Dynamics of p53 states. (A) Under most conditions, wild-type p53 and cancer-associated mutants such as p53R175H are in very distinct functional states. (B) However, in response to cell-intrinsic signals and conditions (e.g. chaperone dysfunction) or signals from the microenvironment (e.g. growth factors, tissue damage), wild-type p53 may be toggled toward a ‘pseudomutant’ state. Likewise, genetically mutant p53 can be toggled toward a wild-type-like state by excessive chaperone activity and presumably also by signals from the microenvironment.

All the above experiments, demonstrating p53 state switching, were performed in cell culture. Conceivably, conversion of wild-type p53 into a ‘pseudomutant’ state occurs also under some physiological conditions, when accelerated cell proliferation may be advantageous and even essential. Such situation may pertain in the early phases of the response to tissue damage, when tissue integrity is disrupted and the process of wound healing is initiated. In agreement with this notion, p53 undergoes a shift toward ‘pseudomutant’ state upon intentional inactivation of core components of the Hippo signal transduction pathway (Furth et al., 2015), mimicking processes that occur when cell-cell contact is lost. While this state-transition of wild-type p53 is reversible and is presumably dismissed once tissue integrity is restored, cancer-associated p53 mutations may lock p53 chronically in its pro-proliferative state, yielding the familiar portfolio of GOF oncogenic activities. Similarly, some types of constitutive pathway deregulation, when occurring during tumor development, might trick non-mutated p53 to ‘think’ that it should switch into a ‘pseudomutant’ state. However, unlike in a normal regenerating tissue, those signals are persistent in the cancer milieu (‘a wound that does not heal’), maintaining wild-type p53 continuously in a ‘pseudomutant’ state (Figure 2). Moreover, such conversion of wild-type p53 to a ‘pseudomutant’ state during tumor progression may occur not only in the cancer cells themselves when those retain a non-mutated p53 gene, but also in their microenvironment; for example, p53 appears to undergo a non-mutational state switch in cancer-associated fibroblasts, in association with the transition of the microenvironment from tumor-suppressive to tumor-supportive (Arandkar et al., 2018).

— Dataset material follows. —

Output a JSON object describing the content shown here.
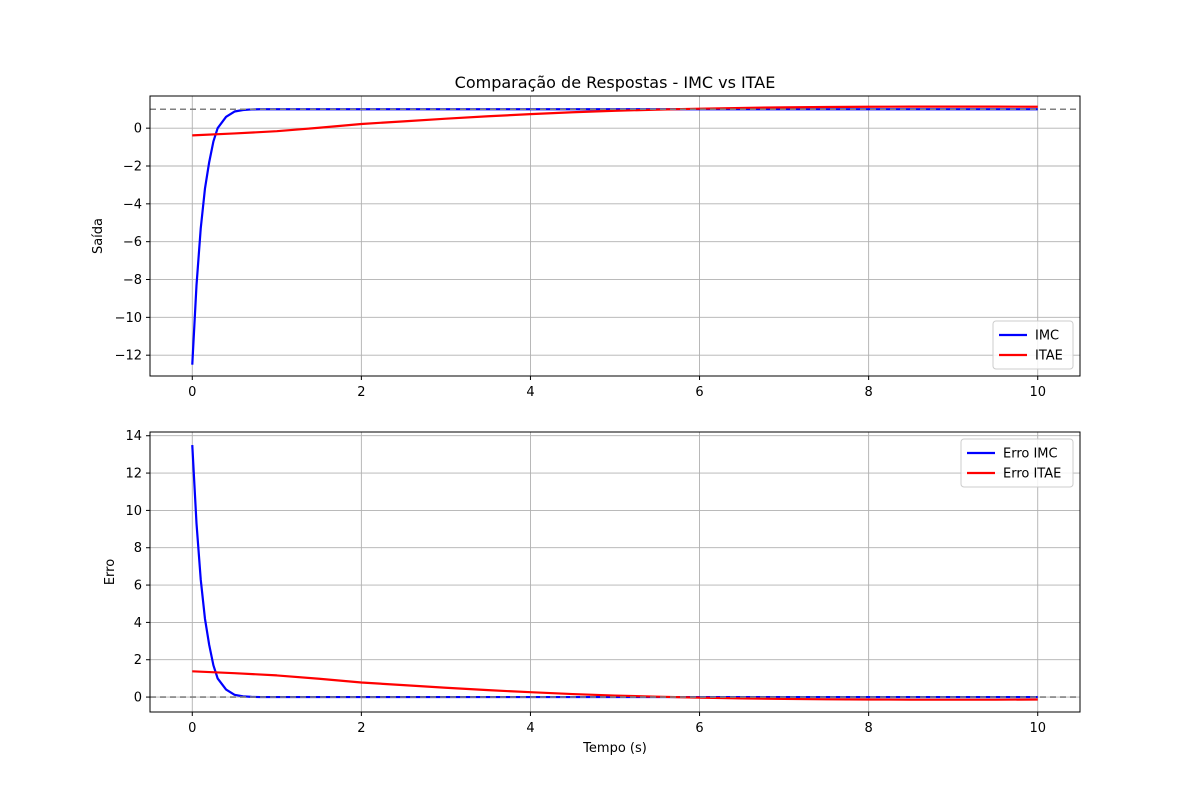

The idea that cancer-associated pathway deregulation may tame p53 and render it cancer-supportive would seem to disagree with the prevailing dogma that excessive oncogenic signaling actually triggers activation of p53 in its canonical tumor suppressive, proapoptotic, and antiproliferative state, thereby providing a failsafe mechanism against facile oncogene-driven transformation and cancer. This seeming conundrum may be reconciled by proposing that the outcome might depend on the particular oncogenic pathway that is being deregulated, as well as on the magnitude of its deregulation. Obviously, more work is required in order to understand what determines whether p53 will switch to a pseudomutant state, or will emerge as a potent guardian of the genome and of the host’s wellbeing.

It is clear that the p53 saga is still far from complete. We keep learning as we move forward, replacing one dogma by the next one, only to be dethroned by further studies. Thank you, Arnie, for having started us on a wonderful journey that never ends!